Additionally, the Wolfenson brothers’ defense sustains that video number 1792 is inaudible, as the majority of its content cannot be understood. Only at the end can some words about the continuity of the Fujimori administration be heard; but at no time is there any reference to the Wolfensons or the newspaper, “El Chino”.
Nevertheless, the preceding arguments were part of the judgment. Without any additional proof other than the two witnesses who changed their story as well as the testimony of Matilde Pinchi Pinchi, Montesino’s mistress and former assistant, and without taking into account the impeccable audit previously taken by the anti corruption police as well as the objections of leaders of all opposition parties (Apra, National Unity, Popular Christian Party and independents) the Magistrates of the Criminal Courts, Section “A” in Lima’s Superior Courts, presided by Ines Villa Bonilla, on January 25, 2005 condemned the Wolfenson brothers to a 5 year sentence in what can be considered as the first punitive action against free press in Peru. It is also strange that the Wolfenson brothers are the only owners of an opposition newspaper that have been sentenced to jail.

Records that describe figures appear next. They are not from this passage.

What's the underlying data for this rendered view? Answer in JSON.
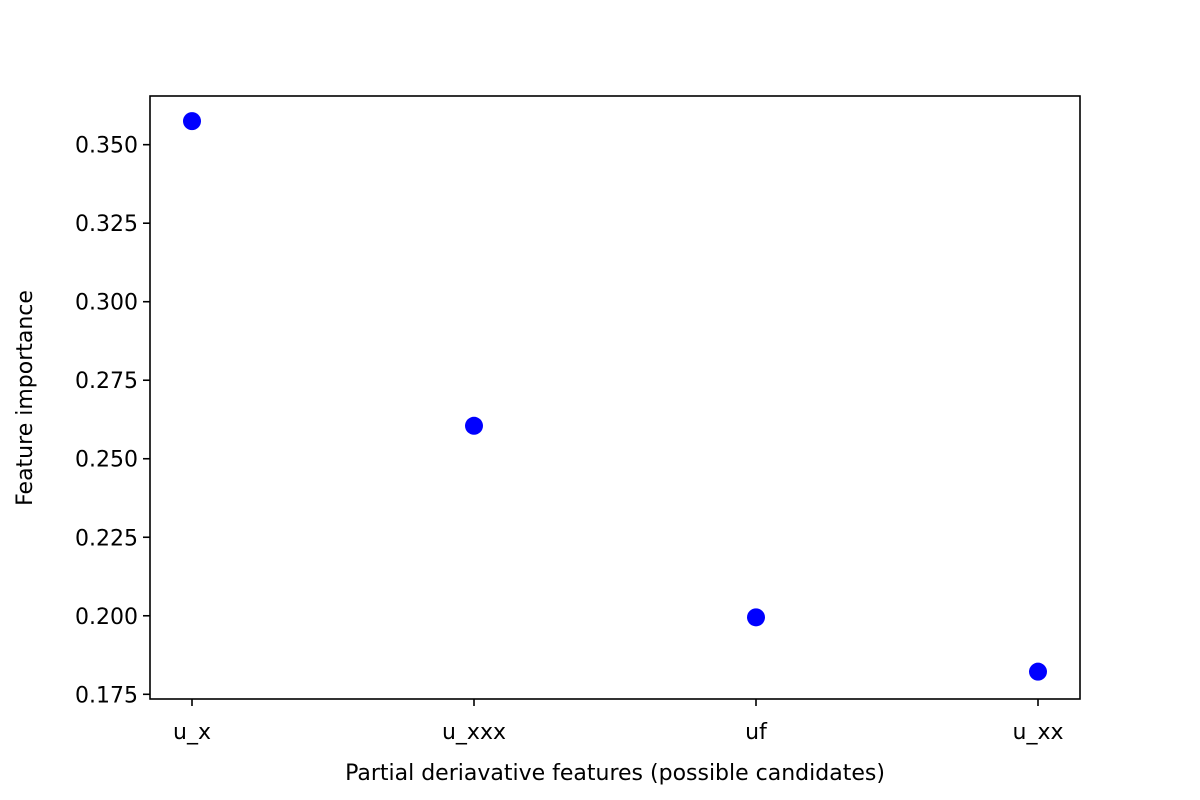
{
  "chart_data": {
    "type": "scatter",
    "title": "",
    "xlabel": "Partial deriavative features (possible candidates)",
    "ylabel": "Feature importance",
    "categories": [
      "u_x",
      "u_xxx",
      "uf",
      "u_xx"
    ],
    "values": [
      0.3575,
      0.2605,
      0.1995,
      0.1822
    ],
    "ylim": [
      0.1735,
      0.3655
    ],
    "yticks": [
      0.175,
      0.2,
      0.225,
      0.25,
      0.275,
      0.3,
      0.325,
      0.35
    ],
    "ytick_labels": [
      "0.175",
      "0.200",
      "0.225",
      "0.250",
      "0.275",
      "0.300",
      "0.325",
      "0.350"
    ],
    "marker_color": "#0000ff",
    "grid": false,
    "legend": "none"
  }
}
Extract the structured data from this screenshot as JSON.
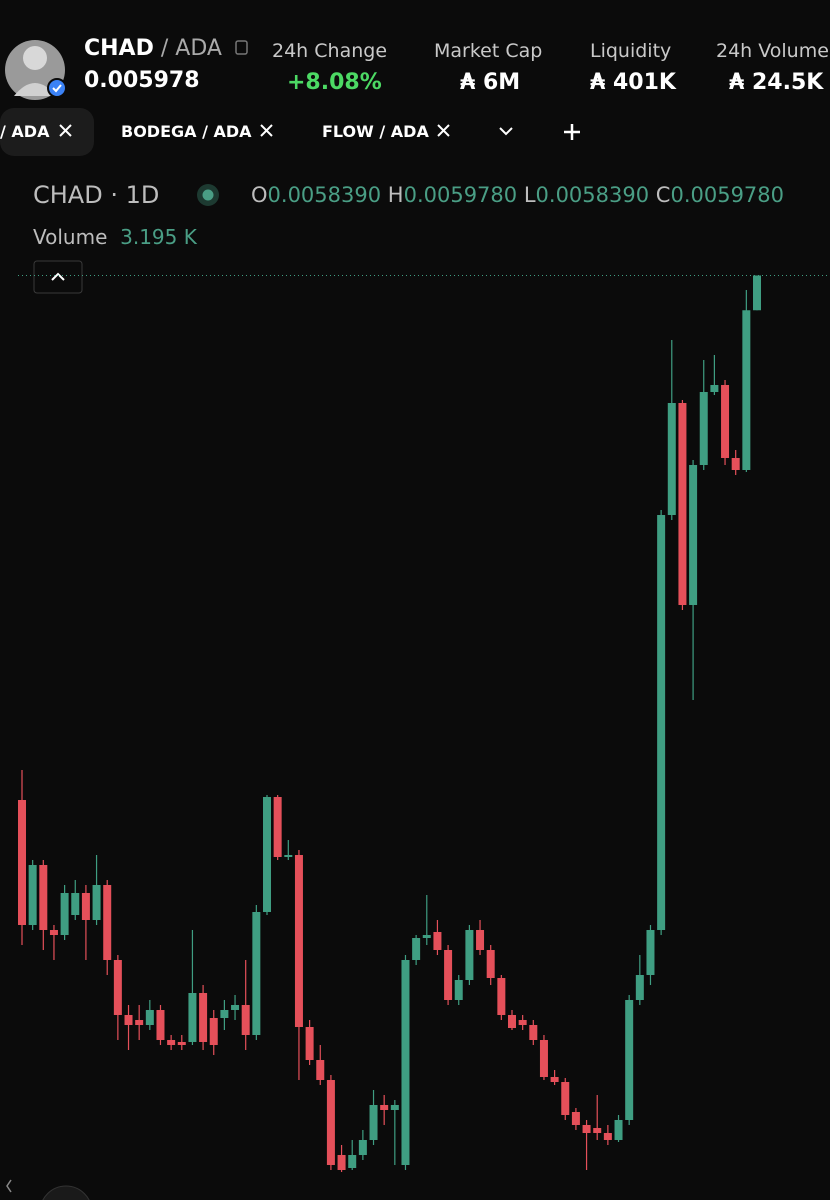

In light of this act of mere political vengeance the Wolfenson’s defense has presented an appeal to the Peruvian Supreme Court to vacate the sentence based on procedural violations.
Add to the previous the political persecution initiated by the government through the different courts of justice against the Director of the La Razon newspaper, Mr. Uri Ben Shmuel, as well as against the main shareholder of the organization, who has not even been living in Peru for the last 23 years. It so happens that both are Jewish. . The proceeding is based on a defamation indictment against the newspaper and the aforementioned persons for information published by all of the Peruvian newspapers. No other newspaper or their owners, or directors, however, have been indicted. The Wolfenson defense has also appealed this case in the Peruvian courts.
That will be the second round of a proceeding that is more than emblematic, in which some observers find traces not only of political persecution but also, last but not least, a certain unpleasant air of antisemitism. Certainly another point in common with Kafka, as he was Jewish like Moises and Alex Wolfenson.